日本製ゾンビ物映画として初めての「低予算ではない」「ショぼくない」「セコくない」映画。
原作はスピリッツ連載の大人気漫画と言うメジャーレーベルの作品であり大泉洋・有村架純・長澤まさみという超売れっ子の役者さん達を配してる点からしてもう今迄とは明らかに違う、と期待(と不安)は高まる一方でした。
序盤のパニック描写、パンデミック拡大、ZQN発生、『エヴァ破』でも有りましたが人々(支配階級層?在日米軍?)が一斉に都市から逃げて行く空一面を飛行機が覆い尽くすシーンとか、日本のゾンビ物映画でこれが見たかった。
何より特筆すべきはZQNの造形とその演出。
ノロノロゾンビでも走るゾンビでもないこの『アイアム ア ヒーロー』オリジナルのZQNと言うモンスターを作り上げたと思います。
感染→変異→怪物化の手順でその人物の生前に即した特徴と能力を持ったZQNになる。
徹子(片瀬那奈)のZQNへの変異のファーストインパクトでこれは既存のゾンビ映画とは明らかに違う、単に人を食うゾンビと言うより全く別種の怪物への変身と言う描写で単なるホラーと言うより『ガンツ』の様なSFバトル物でもあり同時にゾンビホラーでもある、ZQNと言う未知の怪物とのバトルが始まる導入部としての演出が完璧に出来ていたのでこの時点で俄然期待値は高まりました。

風間トオル演じる政治家ZQNの顔が半分崩れ始めてからのタクシー内でのバトルとカーアクションのこのシーン、映画公開前のメイキング番組でヒロミ役の有村架純さんが一瞬笑っているのを、大泉洋さんに突っ込まれていたのですが「酷い状況だと思わず笑う事ってあるじゃないですか~」
的な言い訳?を有村さんはしていたのですが、原作で2人がZQNで溢れる街から脱出を計るくだりの周りが地獄と化した中で(原作では自転車2人乗り)ヒロミが「なんか笑っちゃいそう」って言ってるんですよね。
有村さんは原作を読んでた?だから敢えて一瞬笑う芝居を入れたのかなと思ったのですが。
有村架純さんは余りに売れ過ぎてて「旧ゴリ押し」「新ゴリ押し」と並びあんまり好きじゃなかったのですが、芸歴も長いし売れてるだけじゃなく色んな作品に出てるだけあって場数を踏んでるいい役者さんなのかなと思いました。
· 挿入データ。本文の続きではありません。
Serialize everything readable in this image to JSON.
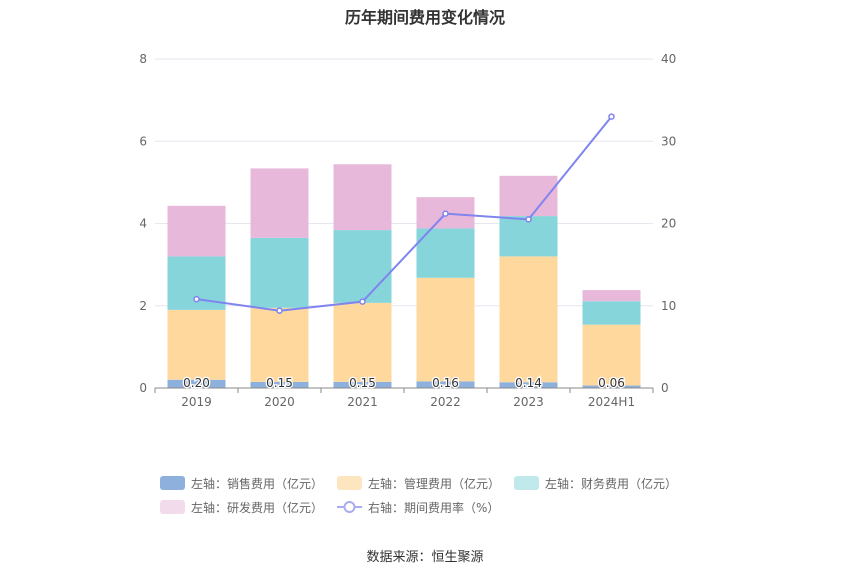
{
  "title": "历年期间费用变化情况",
  "source": "数据来源：恒生聚源",
  "chart_data": {
    "type": "bar",
    "stacked": true,
    "categories": [
      "2019",
      "2020",
      "2021",
      "2022",
      "2023",
      "2024H1"
    ],
    "left_axis": {
      "ylim": [
        0,
        8
      ],
      "ticks": [
        "0",
        "2",
        "4",
        "6",
        "8"
      ]
    },
    "right_axis": {
      "ylim": [
        0,
        40
      ],
      "ticks": [
        "0",
        "10",
        "20",
        "30",
        "40"
      ]
    },
    "series": [
      {
        "name": "左轴：销售费用（亿元）",
        "type": "bar",
        "axis": "left",
        "color": "#8eb0dc",
        "values": [
          0.2,
          0.15,
          0.15,
          0.16,
          0.14,
          0.06
        ],
        "labels": [
          "0.20",
          "0.15",
          "0.15",
          "0.16",
          "0.14",
          "0.06"
        ]
      },
      {
        "name": "左轴：管理费用（亿元）",
        "type": "bar",
        "axis": "left",
        "color": "#fed89d",
        "values": [
          1.7,
          1.8,
          1.92,
          2.52,
          3.06,
          1.48
        ]
      },
      {
        "name": "左轴：财务费用（亿元）",
        "type": "bar",
        "axis": "left",
        "color": "#86d5da",
        "values": [
          1.3,
          1.7,
          1.77,
          1.2,
          0.98,
          0.57
        ]
      },
      {
        "name": "左轴：研发费用（亿元）",
        "type": "bar",
        "axis": "left",
        "color": "#e7b8da",
        "values": [
          1.23,
          1.69,
          1.6,
          0.76,
          0.98,
          0.27
        ]
      },
      {
        "name": "右轴：期间费用率（%）",
        "type": "line",
        "axis": "right",
        "color": "#7f84ef",
        "values": [
          10.8,
          9.4,
          10.5,
          21.2,
          20.5,
          33.0
        ]
      }
    ],
    "grid": true,
    "legend_position": "bottom"
  }
}
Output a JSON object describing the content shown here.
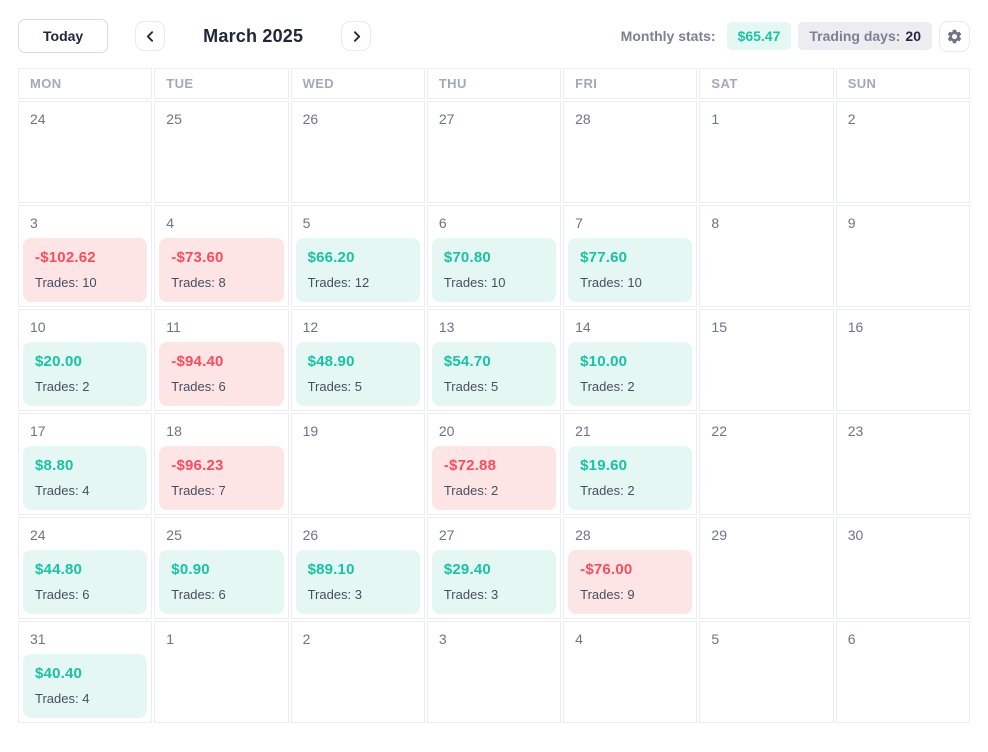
{
  "colors": {
    "profit_text": "#17C3A4",
    "profit_bg": "#E4F7F2",
    "loss_text": "#FB4B5C",
    "loss_bg": "#FDE5E6",
    "title_text": "#20263C",
    "muted_text": "#7B8095",
    "grid_border": "#ECEDF2"
  },
  "header": {
    "today_label": "Today",
    "prev_icon": "chevron-left",
    "next_icon": "chevron-right",
    "month_title": "March 2025",
    "monthly_stats_label": "Monthly stats:",
    "monthly_total": "$65.47",
    "trading_days_label": "Trading days:",
    "trading_days_value": "20",
    "settings_icon": "gear"
  },
  "calendar": {
    "day_headers": [
      "MON",
      "TUE",
      "WED",
      "THU",
      "FRI",
      "SAT",
      "SUN"
    ],
    "weeks": [
      [
        {
          "date": "24"
        },
        {
          "date": "25"
        },
        {
          "date": "26"
        },
        {
          "date": "27"
        },
        {
          "date": "28"
        },
        {
          "date": "1"
        },
        {
          "date": "2"
        }
      ],
      [
        {
          "date": "3",
          "pnl": "-$102.62",
          "trades": "Trades: 10",
          "status": "loss"
        },
        {
          "date": "4",
          "pnl": "-$73.60",
          "trades": "Trades: 8",
          "status": "loss"
        },
        {
          "date": "5",
          "pnl": "$66.20",
          "trades": "Trades: 12",
          "status": "profit"
        },
        {
          "date": "6",
          "pnl": "$70.80",
          "trades": "Trades: 10",
          "status": "profit"
        },
        {
          "date": "7",
          "pnl": "$77.60",
          "trades": "Trades: 10",
          "status": "profit"
        },
        {
          "date": "8"
        },
        {
          "date": "9"
        }
      ],
      [
        {
          "date": "10",
          "pnl": "$20.00",
          "trades": "Trades: 2",
          "status": "profit"
        },
        {
          "date": "11",
          "pnl": "-$94.40",
          "trades": "Trades: 6",
          "status": "loss"
        },
        {
          "date": "12",
          "pnl": "$48.90",
          "trades": "Trades: 5",
          "status": "profit"
        },
        {
          "date": "13",
          "pnl": "$54.70",
          "trades": "Trades: 5",
          "status": "profit"
        },
        {
          "date": "14",
          "pnl": "$10.00",
          "trades": "Trades: 2",
          "status": "profit"
        },
        {
          "date": "15"
        },
        {
          "date": "16"
        }
      ],
      [
        {
          "date": "17",
          "pnl": "$8.80",
          "trades": "Trades: 4",
          "status": "profit"
        },
        {
          "date": "18",
          "pnl": "-$96.23",
          "trades": "Trades: 7",
          "status": "loss"
        },
        {
          "date": "19"
        },
        {
          "date": "20",
          "pnl": "-$72.88",
          "trades": "Trades: 2",
          "status": "loss"
        },
        {
          "date": "21",
          "pnl": "$19.60",
          "trades": "Trades: 2",
          "status": "profit"
        },
        {
          "date": "22"
        },
        {
          "date": "23"
        }
      ],
      [
        {
          "date": "24",
          "pnl": "$44.80",
          "trades": "Trades: 6",
          "status": "profit"
        },
        {
          "date": "25",
          "pnl": "$0.90",
          "trades": "Trades: 6",
          "status": "profit"
        },
        {
          "date": "26",
          "pnl": "$89.10",
          "trades": "Trades: 3",
          "status": "profit"
        },
        {
          "date": "27",
          "pnl": "$29.40",
          "trades": "Trades: 3",
          "status": "profit"
        },
        {
          "date": "28",
          "pnl": "-$76.00",
          "trades": "Trades: 9",
          "status": "loss"
        },
        {
          "date": "29"
        },
        {
          "date": "30"
        }
      ],
      [
        {
          "date": "31",
          "pnl": "$40.40",
          "trades": "Trades: 4",
          "status": "profit"
        },
        {
          "date": "1"
        },
        {
          "date": "2"
        },
        {
          "date": "3"
        },
        {
          "date": "4"
        },
        {
          "date": "5"
        },
        {
          "date": "6"
        }
      ]
    ]
  }
}
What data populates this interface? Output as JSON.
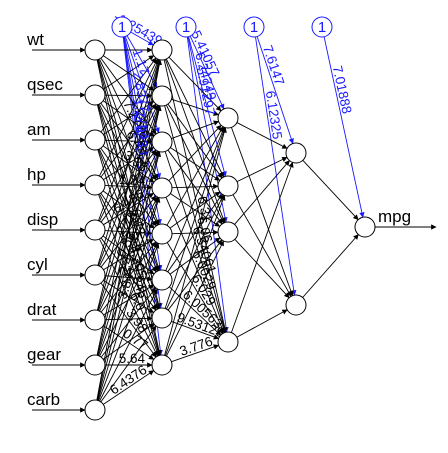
{
  "inputs": [
    "wt",
    "qsec",
    "am",
    "hp",
    "disp",
    "cyl",
    "drat",
    "gear",
    "carb"
  ],
  "output": "mpg",
  "bias_label": "1",
  "colors": {
    "weights": "#000000",
    "bias": "#1a1aff",
    "background": "#ffffff"
  },
  "weight_labels": [
    "7.27763",
    "6.43",
    "6.43",
    "5.6",
    "3.38",
    "4.305",
    "1.24",
    "2.845",
    "6.436",
    "6.0",
    "2.75",
    "3.98",
    "0.56",
    "0.77",
    "2.4",
    "5.64",
    "3.84",
    "6.4376",
    "6.31",
    "6.06",
    "6.54061",
    "6.0029",
    "6.029",
    "6.00563",
    "9.53129",
    "3.776"
  ],
  "bias_weight_labels": [
    "-1.25439",
    "1.17",
    "2.8377",
    "1.2754",
    "2.8233",
    "5.41057",
    "6.24749",
    "5.91297",
    "7.6147",
    "6.12325",
    "7.01888"
  ]
}
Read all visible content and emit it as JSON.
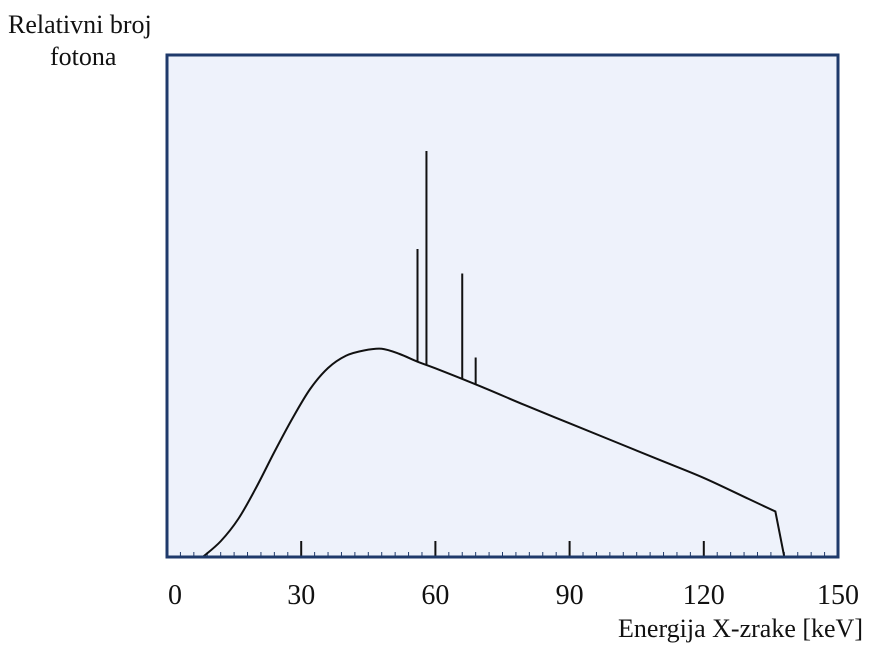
{
  "chart_data": {
    "type": "line",
    "ylabel_lines": [
      "Relativni broj",
      "fotona"
    ],
    "xlabel": "Energija X-zrake [keV]",
    "xlim": [
      0,
      150
    ],
    "ylim": [
      0,
      100
    ],
    "major_ticks": [
      0,
      30,
      60,
      90,
      120,
      150
    ],
    "tick_labels": [
      "0",
      "30",
      "60",
      "90",
      "120",
      "150"
    ],
    "minor_tick_step": 3,
    "colors": {
      "plot_background": "#eef2fb",
      "frame": "#1f3a6b",
      "curve": "#111111"
    },
    "continuum": {
      "name": "",
      "x": [
        8,
        12,
        16,
        20,
        24,
        28,
        32,
        36,
        40,
        44,
        48,
        52,
        56,
        60,
        70,
        80,
        90,
        100,
        110,
        120,
        130,
        136
      ],
      "y": [
        0,
        4.5,
        11,
        20,
        30,
        39.5,
        48,
        54,
        57.5,
        59,
        59.5,
        58,
        55.8,
        53.9,
        48.8,
        43.4,
        38.2,
        33,
        27.8,
        22.6,
        16.6,
        13
      ]
    },
    "spectral_lines": [
      {
        "x": 56,
        "y_top": 88,
        "y_base": 55.8
      },
      {
        "x": 58,
        "y_top": 116,
        "y_base": 54.8
      },
      {
        "x": 66,
        "y_top": 81,
        "y_base": 50.8
      },
      {
        "x": 69,
        "y_top": 57,
        "y_base": 49.3
      }
    ]
  }
}
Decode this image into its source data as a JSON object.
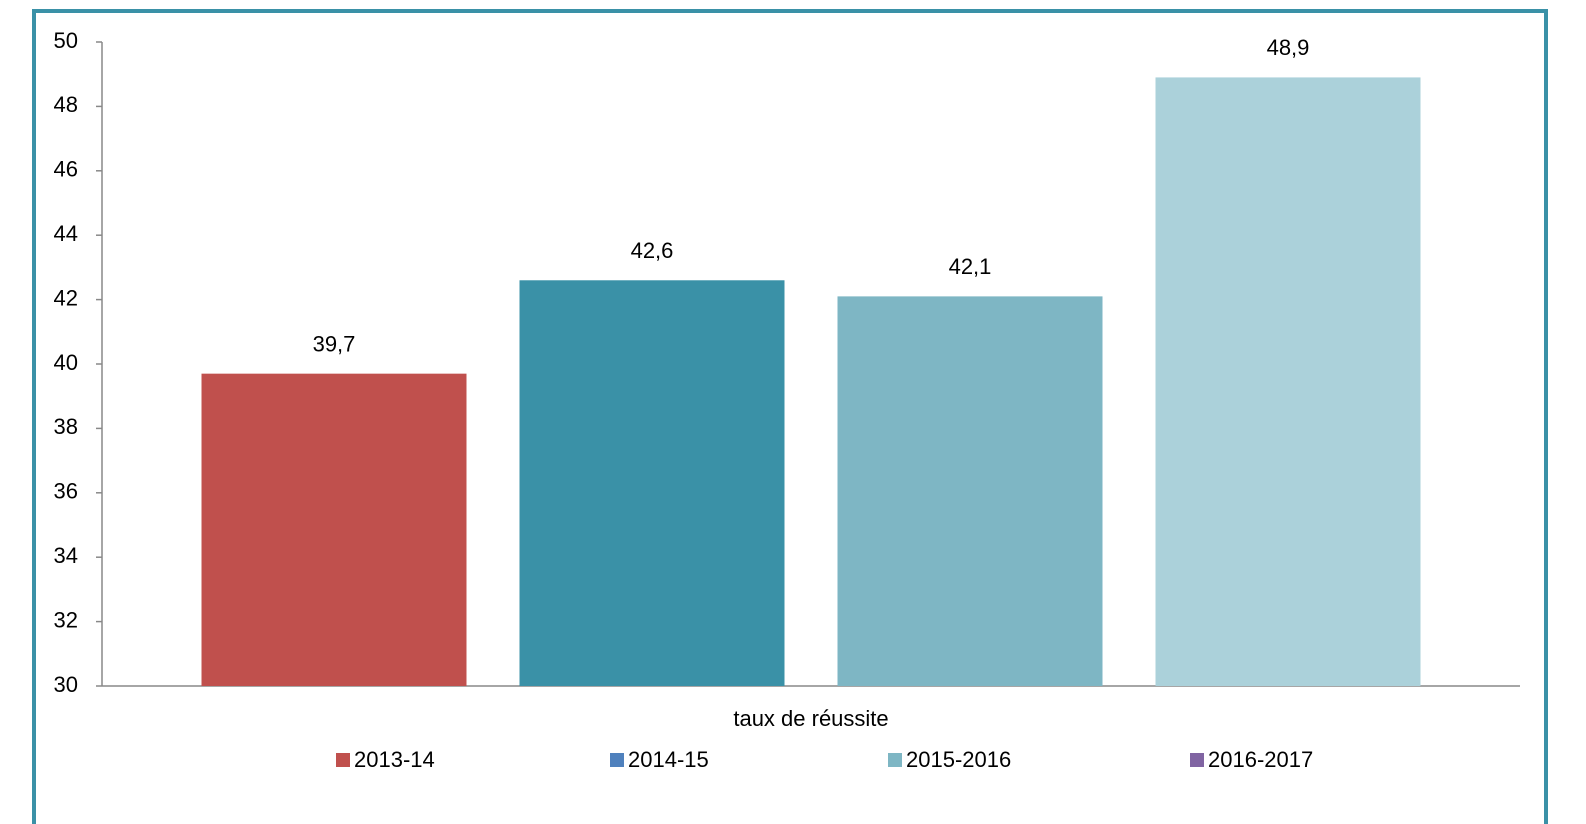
{
  "chart_data": {
    "type": "bar",
    "categories": [
      "taux de réussite"
    ],
    "series": [
      {
        "name": "2013-14",
        "color": "#c0504d",
        "legend_color": "#c0504d",
        "values": [
          39.7
        ],
        "value_labels": [
          "39,7"
        ]
      },
      {
        "name": "2014-15",
        "color": "#3a91a7",
        "legend_color": "#4f81bd",
        "values": [
          42.6
        ],
        "value_labels": [
          "42,6"
        ]
      },
      {
        "name": "2015-2016",
        "color": "#7eb6c4",
        "legend_color": "#7eb6c4",
        "values": [
          42.1
        ],
        "value_labels": [
          "42,1"
        ]
      },
      {
        "name": "2016-2017",
        "color": "#abd1da",
        "legend_color": "#8064a2",
        "values": [
          48.9
        ],
        "value_labels": [
          "48,9"
        ]
      }
    ],
    "ylim": [
      30,
      50
    ],
    "yticks": [
      30,
      32,
      34,
      36,
      38,
      40,
      42,
      44,
      46,
      48,
      50
    ],
    "grid": false,
    "legend": "bottom"
  }
}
「アウトレットモール編」はゾンビ物でお馴染みの生き残った人々のコミュニティの崩壊エピソードですが、リーダー伊浦 (吉沢悠)は単なる悪役、ゾンビ物に於ける利己的で己の身勝手で皆を危険に晒す無能な支配者ではなく、頭がキレて狡猾で英雄達を危機に陥らせる状況を非常に上手く作り出しますし、ZQN化してからのその最後は英雄の初めての発砲=タイトルの「ヒーロー」となる為の重要な役割を果たしますし、サンゴ(岡田義徳)は原作と同じくクズで己の欲望丸出しの悪役の1人に違い無いのですが、こちらも又足を引っ張るだけの役立たずには決してならず最期は英雄達の為に戦って死ぬ、そしてロメロゾンビ映画の見せ場の一つである「大量のゾンビに囲まれ生きたまま貪り食われる」役、『ゾンビ』のセックスマシーン『死霊のえじき』のローズ大尉に当たる見せ場を貰った岡田義徳さんは非常に美味しい役だったなと思いました。

クライマックスのコミュニティ崩壊から脱出。
高飛びスポーツ選手ZQNが屋上に到達して一気にコミュニティ全滅から高飛びZQNを中心に人々が一斉にZQN化し立ち上がるシーンは、高飛びZQNが「魔王」と言った風格で高飛びZQNを最後の最強の敵・ラスボスとした脚本は原作改変が非常に上手くいった部分だと思います。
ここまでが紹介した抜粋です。